En conséquence, la cause légitime de révocation judiciaire était indiscutable et ce, sans qu’il ne soit nécessaire d’examiner le comportement de l’intimé dans la gestion d’autres
sociétés dans lesquelles les parties seraient associés, la cause légitime devant s’analyser uniquement dans ses conséquences dans les rapports gérant/société et non dans les rapports entre associés dans d’autres sociétés, il convient donc de confirmer le jugement entrepris sur ce point.
* Sur la demande de dommages et intérêts présentée par Mme [G] [S]
Le bien fondé de la révocation sollicitée ayant été confirmé en appel, la demande de dommages et intérêts de Mme [G] [S] ne peut être fondée sur le préjudice résultant de cette révocation validée par la présente juridiction.
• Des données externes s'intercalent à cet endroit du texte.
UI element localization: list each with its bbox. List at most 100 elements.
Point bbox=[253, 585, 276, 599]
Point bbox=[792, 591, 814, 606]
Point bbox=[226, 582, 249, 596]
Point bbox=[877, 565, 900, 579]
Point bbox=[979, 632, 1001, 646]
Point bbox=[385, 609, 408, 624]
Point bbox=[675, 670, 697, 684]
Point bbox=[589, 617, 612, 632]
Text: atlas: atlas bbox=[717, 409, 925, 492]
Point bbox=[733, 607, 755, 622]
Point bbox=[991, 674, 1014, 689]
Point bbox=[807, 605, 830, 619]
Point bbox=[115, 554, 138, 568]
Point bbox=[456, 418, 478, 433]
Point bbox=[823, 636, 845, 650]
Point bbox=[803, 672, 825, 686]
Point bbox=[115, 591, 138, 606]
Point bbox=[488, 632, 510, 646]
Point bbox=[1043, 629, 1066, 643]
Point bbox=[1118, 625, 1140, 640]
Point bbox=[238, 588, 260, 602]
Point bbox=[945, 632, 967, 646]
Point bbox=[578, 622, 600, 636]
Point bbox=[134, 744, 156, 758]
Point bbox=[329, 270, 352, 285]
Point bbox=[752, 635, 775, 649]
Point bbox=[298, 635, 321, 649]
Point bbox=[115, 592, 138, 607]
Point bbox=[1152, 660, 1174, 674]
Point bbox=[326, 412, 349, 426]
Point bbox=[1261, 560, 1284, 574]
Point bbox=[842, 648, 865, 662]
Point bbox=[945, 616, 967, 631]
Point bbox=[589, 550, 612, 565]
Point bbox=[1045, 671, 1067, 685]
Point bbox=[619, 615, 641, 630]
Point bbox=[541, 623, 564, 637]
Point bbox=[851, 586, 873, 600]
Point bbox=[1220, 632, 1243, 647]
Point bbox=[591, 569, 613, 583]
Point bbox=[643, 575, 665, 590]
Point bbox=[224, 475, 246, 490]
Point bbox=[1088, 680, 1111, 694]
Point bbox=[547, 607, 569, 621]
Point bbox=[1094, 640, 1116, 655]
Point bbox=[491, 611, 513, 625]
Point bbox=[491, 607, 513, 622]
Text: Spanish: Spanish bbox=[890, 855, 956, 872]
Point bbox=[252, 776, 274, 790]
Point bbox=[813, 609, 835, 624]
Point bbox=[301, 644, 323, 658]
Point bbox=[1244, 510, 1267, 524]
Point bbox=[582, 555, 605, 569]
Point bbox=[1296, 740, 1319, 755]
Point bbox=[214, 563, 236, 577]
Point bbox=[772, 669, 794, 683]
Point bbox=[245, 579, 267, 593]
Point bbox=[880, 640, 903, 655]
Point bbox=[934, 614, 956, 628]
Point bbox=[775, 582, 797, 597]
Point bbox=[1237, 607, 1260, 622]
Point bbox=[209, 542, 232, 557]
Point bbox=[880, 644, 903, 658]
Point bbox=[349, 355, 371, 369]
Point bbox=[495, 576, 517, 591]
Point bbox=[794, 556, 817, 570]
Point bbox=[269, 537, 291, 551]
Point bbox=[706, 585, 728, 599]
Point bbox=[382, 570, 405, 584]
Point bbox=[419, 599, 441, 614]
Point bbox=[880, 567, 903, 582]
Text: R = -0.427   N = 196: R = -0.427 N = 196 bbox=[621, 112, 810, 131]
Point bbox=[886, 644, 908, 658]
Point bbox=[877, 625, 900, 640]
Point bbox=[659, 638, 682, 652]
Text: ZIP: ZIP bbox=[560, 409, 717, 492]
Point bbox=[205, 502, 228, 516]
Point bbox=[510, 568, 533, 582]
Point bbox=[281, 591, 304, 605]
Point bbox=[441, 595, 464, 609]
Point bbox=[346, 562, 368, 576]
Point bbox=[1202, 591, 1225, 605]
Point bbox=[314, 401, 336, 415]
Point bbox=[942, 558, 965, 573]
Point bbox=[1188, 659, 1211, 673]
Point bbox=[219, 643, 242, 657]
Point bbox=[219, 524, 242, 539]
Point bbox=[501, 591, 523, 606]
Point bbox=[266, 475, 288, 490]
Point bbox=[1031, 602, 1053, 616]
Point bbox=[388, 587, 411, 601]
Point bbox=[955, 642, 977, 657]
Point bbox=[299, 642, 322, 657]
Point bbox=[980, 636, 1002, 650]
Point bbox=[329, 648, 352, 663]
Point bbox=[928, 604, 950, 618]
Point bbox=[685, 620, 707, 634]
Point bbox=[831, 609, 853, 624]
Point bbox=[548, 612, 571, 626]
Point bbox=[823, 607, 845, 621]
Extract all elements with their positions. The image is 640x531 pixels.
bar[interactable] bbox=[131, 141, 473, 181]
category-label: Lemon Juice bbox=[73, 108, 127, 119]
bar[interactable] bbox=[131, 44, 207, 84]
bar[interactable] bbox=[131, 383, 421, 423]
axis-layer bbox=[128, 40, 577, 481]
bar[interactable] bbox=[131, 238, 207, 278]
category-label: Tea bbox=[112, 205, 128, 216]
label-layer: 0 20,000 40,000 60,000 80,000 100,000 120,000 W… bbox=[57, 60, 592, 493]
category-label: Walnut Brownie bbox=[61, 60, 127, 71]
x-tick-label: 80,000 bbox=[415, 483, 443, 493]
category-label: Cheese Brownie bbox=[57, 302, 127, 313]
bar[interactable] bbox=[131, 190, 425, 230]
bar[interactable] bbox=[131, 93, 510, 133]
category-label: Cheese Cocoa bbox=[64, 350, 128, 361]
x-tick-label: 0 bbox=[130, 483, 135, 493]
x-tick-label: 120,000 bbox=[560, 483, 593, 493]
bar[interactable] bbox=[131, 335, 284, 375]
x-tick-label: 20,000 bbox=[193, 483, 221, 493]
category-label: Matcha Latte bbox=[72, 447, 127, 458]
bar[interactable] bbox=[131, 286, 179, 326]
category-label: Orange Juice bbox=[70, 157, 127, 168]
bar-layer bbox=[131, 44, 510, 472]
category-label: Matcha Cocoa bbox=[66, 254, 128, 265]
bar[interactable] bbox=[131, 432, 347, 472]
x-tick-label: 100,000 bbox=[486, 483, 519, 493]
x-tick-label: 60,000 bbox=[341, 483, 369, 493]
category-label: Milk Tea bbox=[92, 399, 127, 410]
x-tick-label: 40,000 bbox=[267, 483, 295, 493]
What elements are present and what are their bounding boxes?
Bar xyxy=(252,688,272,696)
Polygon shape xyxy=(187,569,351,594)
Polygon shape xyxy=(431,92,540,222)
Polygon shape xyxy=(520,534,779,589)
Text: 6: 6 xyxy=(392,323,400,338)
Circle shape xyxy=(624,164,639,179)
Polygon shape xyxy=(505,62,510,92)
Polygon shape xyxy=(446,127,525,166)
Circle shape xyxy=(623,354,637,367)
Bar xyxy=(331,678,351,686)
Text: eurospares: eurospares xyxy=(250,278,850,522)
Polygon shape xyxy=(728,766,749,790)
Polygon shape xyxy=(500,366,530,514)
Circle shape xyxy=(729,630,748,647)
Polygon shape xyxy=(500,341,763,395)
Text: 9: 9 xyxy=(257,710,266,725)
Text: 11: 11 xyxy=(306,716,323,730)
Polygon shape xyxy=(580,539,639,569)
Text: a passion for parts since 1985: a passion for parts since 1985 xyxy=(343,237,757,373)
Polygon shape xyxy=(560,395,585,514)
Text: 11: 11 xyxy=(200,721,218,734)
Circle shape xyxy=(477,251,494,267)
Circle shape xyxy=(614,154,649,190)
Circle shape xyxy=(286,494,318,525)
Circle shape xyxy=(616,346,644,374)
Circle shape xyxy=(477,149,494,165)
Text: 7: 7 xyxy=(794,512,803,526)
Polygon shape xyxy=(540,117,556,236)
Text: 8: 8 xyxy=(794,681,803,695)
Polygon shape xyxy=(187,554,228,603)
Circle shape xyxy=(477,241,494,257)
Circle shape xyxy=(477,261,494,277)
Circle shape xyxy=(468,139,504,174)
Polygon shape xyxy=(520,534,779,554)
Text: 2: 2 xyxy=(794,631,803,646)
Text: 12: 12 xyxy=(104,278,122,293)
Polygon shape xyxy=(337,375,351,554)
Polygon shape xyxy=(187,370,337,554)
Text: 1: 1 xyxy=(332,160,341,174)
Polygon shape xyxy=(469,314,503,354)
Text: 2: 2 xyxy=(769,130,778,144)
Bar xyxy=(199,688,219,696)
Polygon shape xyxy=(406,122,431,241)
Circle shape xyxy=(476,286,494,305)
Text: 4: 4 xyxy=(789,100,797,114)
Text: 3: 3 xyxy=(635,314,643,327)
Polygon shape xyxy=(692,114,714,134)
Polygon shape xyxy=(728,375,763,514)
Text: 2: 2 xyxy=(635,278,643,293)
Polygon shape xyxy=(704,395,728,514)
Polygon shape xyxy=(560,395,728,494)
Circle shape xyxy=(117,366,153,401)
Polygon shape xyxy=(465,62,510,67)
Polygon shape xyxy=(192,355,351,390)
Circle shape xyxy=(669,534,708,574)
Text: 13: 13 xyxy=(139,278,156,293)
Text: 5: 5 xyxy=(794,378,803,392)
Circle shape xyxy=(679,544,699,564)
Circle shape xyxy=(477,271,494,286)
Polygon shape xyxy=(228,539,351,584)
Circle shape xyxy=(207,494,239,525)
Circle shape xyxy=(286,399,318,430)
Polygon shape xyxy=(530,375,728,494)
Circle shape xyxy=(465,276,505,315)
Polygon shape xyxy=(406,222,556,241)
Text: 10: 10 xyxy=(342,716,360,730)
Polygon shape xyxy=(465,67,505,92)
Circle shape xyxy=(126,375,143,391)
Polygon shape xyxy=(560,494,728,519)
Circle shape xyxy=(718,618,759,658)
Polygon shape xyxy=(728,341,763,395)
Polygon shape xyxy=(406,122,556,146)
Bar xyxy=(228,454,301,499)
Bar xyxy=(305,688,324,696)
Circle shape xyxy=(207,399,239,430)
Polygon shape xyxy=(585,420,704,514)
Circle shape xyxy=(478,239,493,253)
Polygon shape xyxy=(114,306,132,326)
Elle fait aussi valoir qu’elle a agi en tant que gérante sur injonction de son époux, notamment à la suite du harcèlement moral et de la violence économique subis du fait des actions de ce dernier quand ils étaient mariés.
Or, il est certain que lors de l’assemblée extraordinaire de la S.C.I. Hopal du 3 juillet 2018 et de la signature de l’acte de vente du 6 décembre 2018, suivi du versement du prix de vente sur des comptes différents de ceux de la S.C.I. Hopal, M. [H] [E] était incarcéré en Italie, purgeant une peine de 12 ans d’emprisonnement pour trafic de stupéfiants et que, par cette simple réalité, il ne pouvait avoir un pouvoir de contrainte sur celle qui était, certes encore son épouse, mais qui agissait librement dans sa vie quotidienne, et ce, même s’il est démontrée que la vie conjugale et commune des parties n’a pas été simple pour Mme [G] [S].
En conséquence, il convient de confirmer le jugement entrepris en rejetant la demande de dommages et intérêts présentée.
* Sur les demandes fondées sur les dispositions de l’article 700 du code de procédure civile
S’il est équitable de laisser à la charge de l’appelante les frais irrépétibles qu’elle a engagés, il n’en va pas de même pour l’intimé ; en conséquence, il convient de débouter Mme [G] [S] de sa demande fondée sur les dispositions de l’article 700 du code de procédure civile et d’allouer, à ce titre, à M. [H] [E] la somme de 15 000 euros.
PAR CES MOTIFS,
LA COUR :
Vu l’avis du ministère public du 20 août 2021,
Vu l’arrêt du 9 février 2022,
Confirme le jugement entrepris en toutes ses dispositions dont la cour a été saisie,
Y ajoutant,
Déclare irrecevable l’exception de procédure soulevée par Mme [G] [S] a défaut d’avoir été incluse dans la déclaration d’appel,
Déboute Mme [G] [S] de l’ensemble de ses demandes,
Condamne Mme [G] [S] au paiement des entiers dépens,
Condamne Mme [G] [S] à payer à M. [H] [E] la somme de 15 000 euros au titre des dispositions de l’article 700 du code de procédure civile, somme incluant les frais de sommation du 16 décembre 2019.